Aharon Appelfeld : cent ans de solitude juive est un essai sur les nouvelles que l’écrivain a publiées au tout début de sa carrière. Le public francophone n’a pas accès à ces textes, environ une centaine dont cinq en tout et pour tout ont été traduits en français à travers deux revues et anthologies. Il s’agit donc de présenter la variété des thèmes qui vont fournir à l’écrivain le socle de toute son œuvre romanesque future : les personnages et motifs de la vie juive en Europe orientale entre le xixè et le xxè siècle, les langues à travers lesquelles évolue Appelfeld lui-même et dans lesquelles s’expriment ses personnages et enfin son Ars Poetica, son langage poétique qu’il développe à travers divers éléments de la nature.
La langue hébraïque qu’Appelfeld a forgée d’une façon très personnelle est au centre de cette étude : il s’attache à sculpter la langue dans ses pleins mais surtout dans ses manques. Son admiration pour la langue de la Bible le mène à forger une langue tout en retenue et en même temps imprégnée d’une musique intérieure et de couleurs inédites dans la littérature hébraïque.
D’autre part la quête de la mémoire qui occupe une place centrale dans l’œuvre romanesque jusqu’aujourd’hui est présente dès les premières nouvelles.
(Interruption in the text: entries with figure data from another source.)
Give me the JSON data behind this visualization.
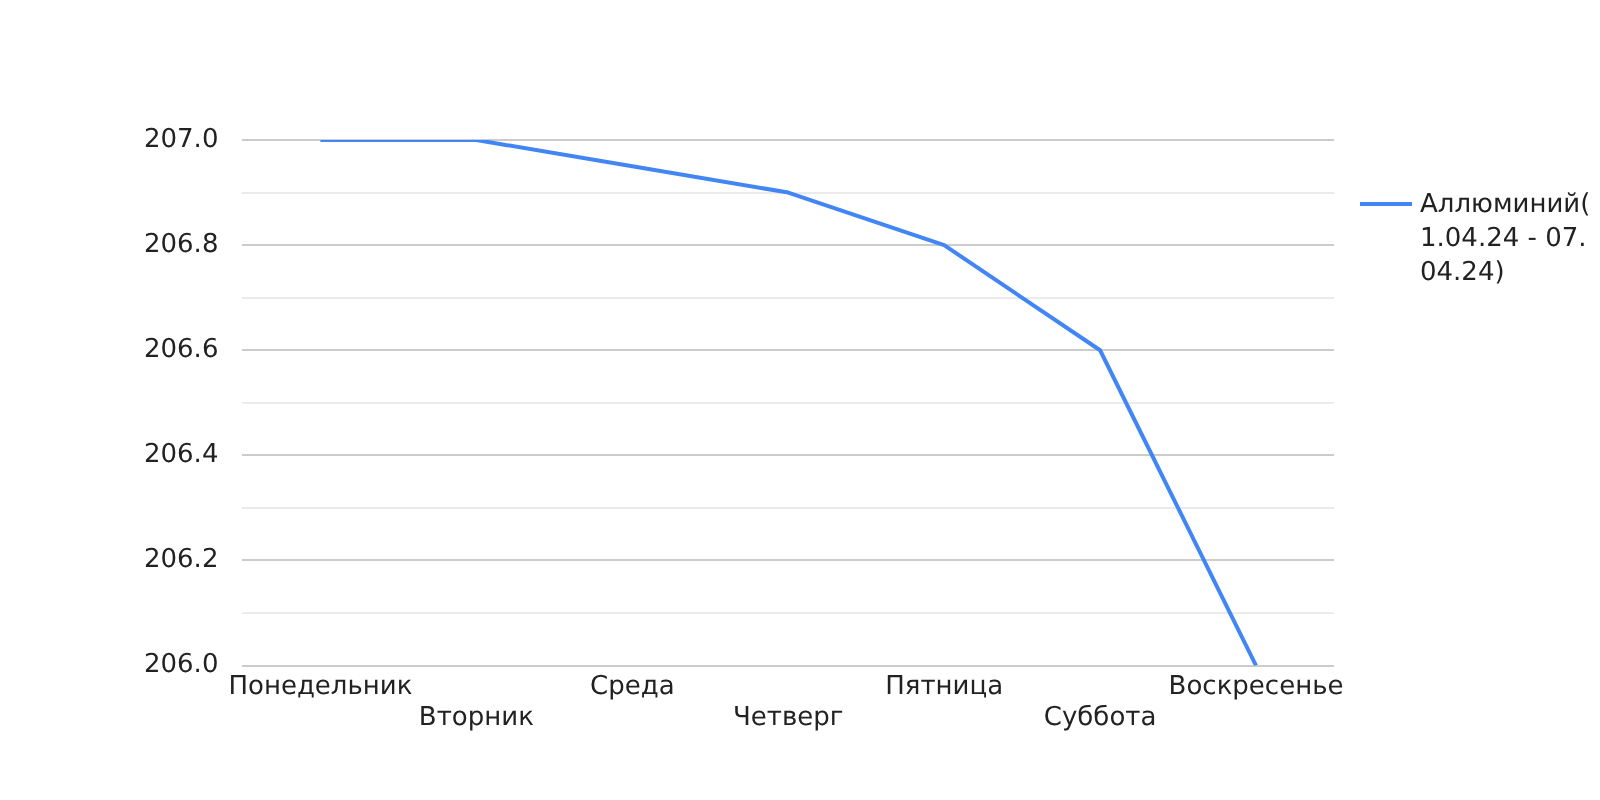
{
  "chart_data": {
    "type": "line",
    "categories": [
      "Понедельник",
      "Вторник",
      "Среда",
      "Четверг",
      "Пятница",
      "Суббота",
      "Воскресенье"
    ],
    "series": [
      {
        "name": "Аллюминий( 1.04.24 - 07. 04.24)",
        "color": "#4285f4",
        "values": [
          207.0,
          207.0,
          206.95,
          206.9,
          206.8,
          206.6,
          206.0
        ]
      }
    ],
    "ylim": [
      206.0,
      207.0
    ],
    "yticks": [
      {
        "value": 206.0,
        "label": "206.0"
      },
      {
        "value": 206.1,
        "label": null
      },
      {
        "value": 206.2,
        "label": "206.2"
      },
      {
        "value": 206.3,
        "label": null
      },
      {
        "value": 206.4,
        "label": "206.4"
      },
      {
        "value": 206.5,
        "label": null
      },
      {
        "value": 206.6,
        "label": "206.6"
      },
      {
        "value": 206.7,
        "label": null
      },
      {
        "value": 206.8,
        "label": "206.8"
      },
      {
        "value": 206.9,
        "label": null
      },
      {
        "value": 207.0,
        "label": "207.0"
      }
    ],
    "grid": "y",
    "legend": "right",
    "marker": "none",
    "line_style": "solid"
  }
}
Les langages de la mémoire se reflètent métaphoriquement dans les langages de la nature ciselés par l’écrivain : l’eau, la forêt, le gel représentent autant de langages différents et dans le même temps entrelacés les uns aux autres.
La première partie de l’ouvrage intitulée : « Entre mémoire et oubli » est consacrée aux lieux de vie des Juifs en Europe orientale, leurs traditions, leurs croyances, leurs relations avec les Chrétiens, la quête ou le refus de leur identité et la mémoire collective et individuelle. La seconde partie présente tout d’abord le palimpseste des langues de l’écrivain : sous l’hébreu, les langues de l’enfance, suivi de la symbolique des langages à laquelle se réfère Appelfeld tout au long de ses romans.
L’essai s’achève avec un chapitre sur les influences littéraires qui ont marqué Appelfeld (la Bible et Kafka) suivi d’une ouverture sur les romans à partir des motifs analysés dans les nouvelles.